B-cult, In compagnia dei lupi

di Pietro Ferraro 4

Oggi B-cult d’annata con la fiaba dark datata 1984 In compagnia dei lupi del regista inglese Neil Jordan, viaggio onirico attraverso la sessualità adolescenziale virata al femminile e filtrata attraverso gli stilemi del racconto gotico e il mito della licantropia con l’aggiunta di suggestioni  in chiave horror dalla fiaba di Perrault Cappuccetto Rosso.

Il racconto esordisce con una ragazza intenta ad ascoltare i racconti/ammonimenti di sua nonna che attraverso alcune storie cerca di trasmettere alla nipote, reduce dalla tragica e violenta perdita della sorella sbranata da un branco di lupi, lezioni di vita per sopravvivere al lupo celato in diverse e insospettabili vesti, tutte egualmente insidiose.

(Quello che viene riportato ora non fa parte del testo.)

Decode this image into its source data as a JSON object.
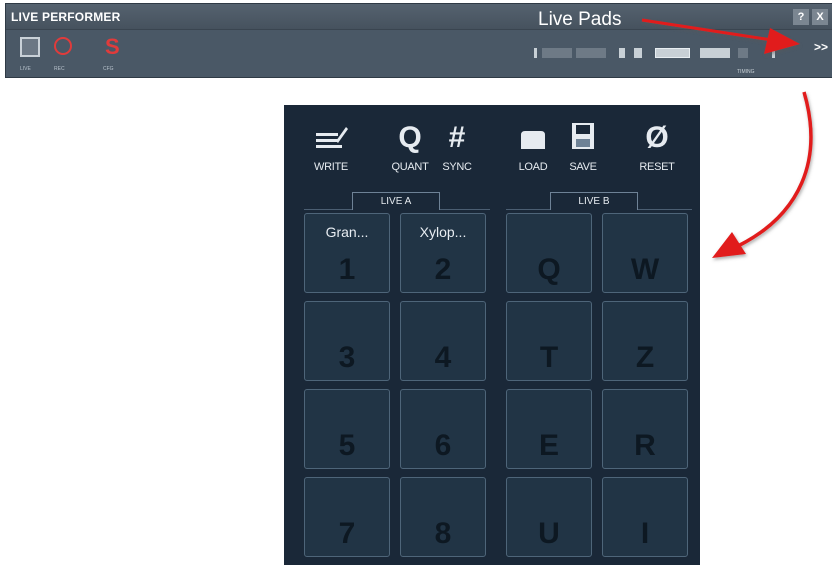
{
  "performer": {
    "title": "LIVE PERFORMER",
    "help_label": "?",
    "close_label": "X",
    "expand_label": ">>",
    "modes": [
      {
        "label": "LIVE",
        "icon": "live-mode-icon"
      },
      {
        "label": "REC",
        "icon": "record-icon"
      },
      {
        "label": "CFG",
        "icon": "config-icon"
      }
    ],
    "timing_label": "TIMING"
  },
  "callout": {
    "text": "Live Pads",
    "color": "#e11c1c"
  },
  "panel": {
    "tools": [
      {
        "label": "WRITE",
        "icon": "write-icon",
        "glyph": "≡"
      },
      {
        "label": "QUANT",
        "icon": "quantize-icon",
        "glyph": "Q"
      },
      {
        "label": "SYNC",
        "icon": "sync-icon",
        "glyph": "#"
      },
      {
        "label": "LOAD",
        "icon": "load-icon",
        "glyph": ""
      },
      {
        "label": "SAVE",
        "icon": "save-icon",
        "glyph": ""
      },
      {
        "label": "RESET",
        "icon": "reset-icon",
        "glyph": "Ø"
      }
    ],
    "live_a": {
      "label": "LIVE A",
      "pads": [
        {
          "name": "Gran...",
          "key": "1"
        },
        {
          "name": "Xylop...",
          "key": "2"
        },
        {
          "name": "",
          "key": "3"
        },
        {
          "name": "",
          "key": "4"
        },
        {
          "name": "",
          "key": "5"
        },
        {
          "name": "",
          "key": "6"
        },
        {
          "name": "",
          "key": "7"
        },
        {
          "name": "",
          "key": "8"
        }
      ]
    },
    "live_b": {
      "label": "LIVE B",
      "pads": [
        {
          "name": "",
          "key": "Q"
        },
        {
          "name": "",
          "key": "W"
        },
        {
          "name": "",
          "key": "T"
        },
        {
          "name": "",
          "key": "Z"
        },
        {
          "name": "",
          "key": "E"
        },
        {
          "name": "",
          "key": "R"
        },
        {
          "name": "",
          "key": "U"
        },
        {
          "name": "",
          "key": "I"
        }
      ]
    }
  },
  "colors": {
    "panel_bg": "#1a2838",
    "pad_bg": "#213445",
    "bar_bg": "#4a5866",
    "accent_red": "#e03b3b"
  }
}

Il film di Jordan è tratto da un racconto della scrittrice britannica Angela Carter e miscela elementi dal libro La camera di sangue e dal suo successivo adattamento radiofonico La compagnia dei lupi. la Carter collaborò con Jordan alla stesura della sceneggiatura, questo è il secondo film del regista inglese che aveva esordito due anni prima con il dramma Angel.

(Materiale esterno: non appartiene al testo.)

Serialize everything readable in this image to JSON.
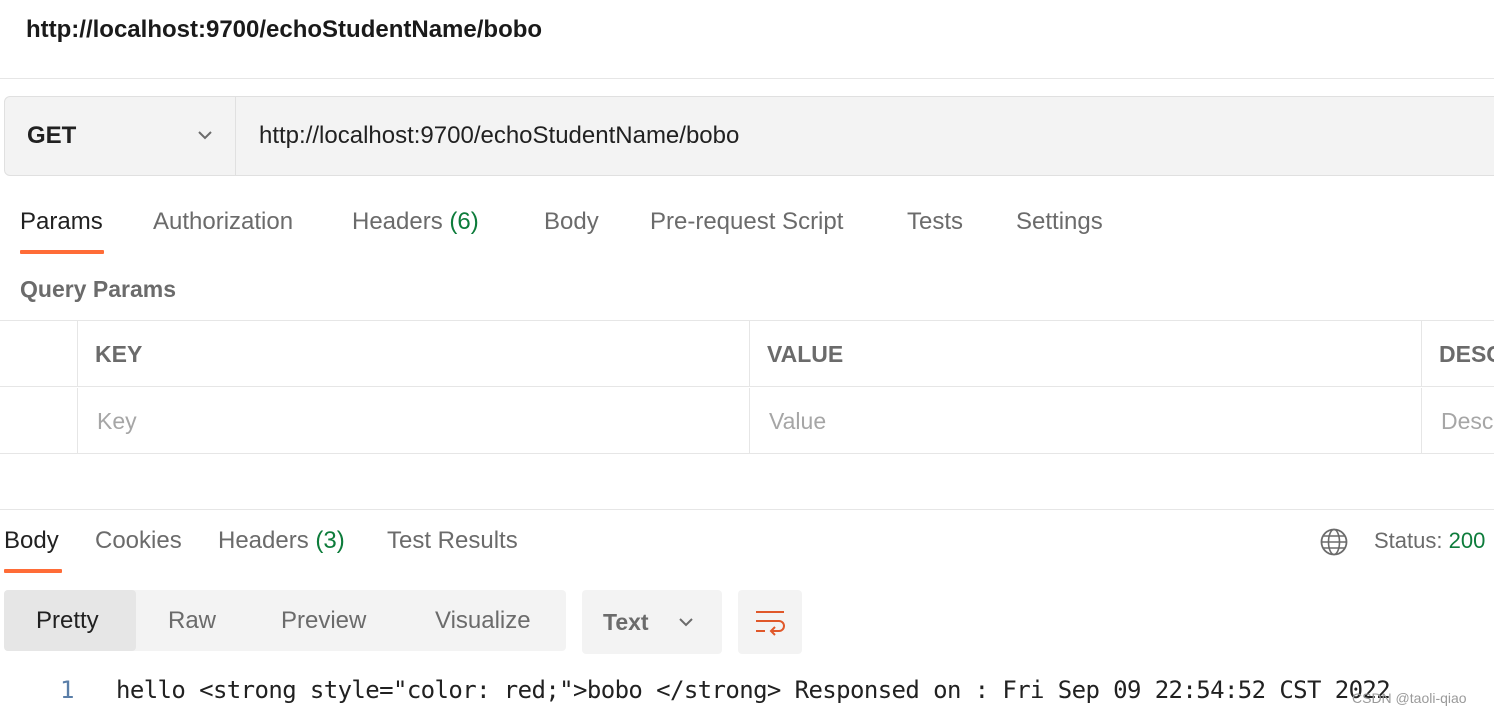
{
  "title": "http://localhost:9700/echoStudentName/bobo",
  "request": {
    "method": "GET",
    "url": "http://localhost:9700/echoStudentName/bobo"
  },
  "request_tabs": {
    "params": "Params",
    "authorization": "Authorization",
    "headers": "Headers",
    "headers_count": "(6)",
    "body": "Body",
    "pre_request_script": "Pre-request Script",
    "tests": "Tests",
    "settings": "Settings"
  },
  "query_params": {
    "title": "Query Params",
    "columns": {
      "key": "KEY",
      "value": "VALUE",
      "description": "DESCRIPTION"
    },
    "placeholders": {
      "key": "Key",
      "value": "Value",
      "description": "Description"
    }
  },
  "response_tabs": {
    "body": "Body",
    "cookies": "Cookies",
    "headers": "Headers",
    "headers_count": "(3)",
    "test_results": "Test Results"
  },
  "status": {
    "label": "Status:",
    "value": "200"
  },
  "view_modes": {
    "pretty": "Pretty",
    "raw": "Raw",
    "preview": "Preview",
    "visualize": "Visualize"
  },
  "format": "Text",
  "response_body": {
    "line_number": "1",
    "content": "hello  <strong style=\"color: red;\">bobo </strong> Responsed on : Fri Sep 09 22:54:52 CST 2022"
  },
  "watermark": "CSDN @taoli-qiao",
  "colors": {
    "accent": "#ff6c37",
    "success": "#0d7c3b"
  },
  "icons": {
    "method_dropdown": "chevron-down-icon",
    "globe": "globe-icon",
    "wrap": "wrap-lines-icon"
  }
}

Nel cast del film compare nel ruolo della nonna l’attrice Angela Lansbury nota al grande pubblico per la serie televisiva La signora in giallo e Stephen Rea che nel 1993 sarà protagonista de La moglie del soldato sempre diretto da Jordan, ruolo che gli varrà una nomination agli Oscar comer miglior attore protagonista.

La prima metà degli anni ’80 sarà un periodo particolarmente fortunato per i licantropi protagonisti di due cult come Un Lupo Mannaro americano a Londra di Landis e L’ululato di Dante entrambi del 1981, una rivisitazione in chiave fantastica con il remake del 1982 Il bacio della pantera e un adattamento del 1985 del romanzo breve di King Unico indizio la luna piena.

Da rivalutare perchè: una fiaba gotica con effetti speciali notevoli ed intriganti elementi horror che ha mantenuto praticamente intatto tutto il suo fascino.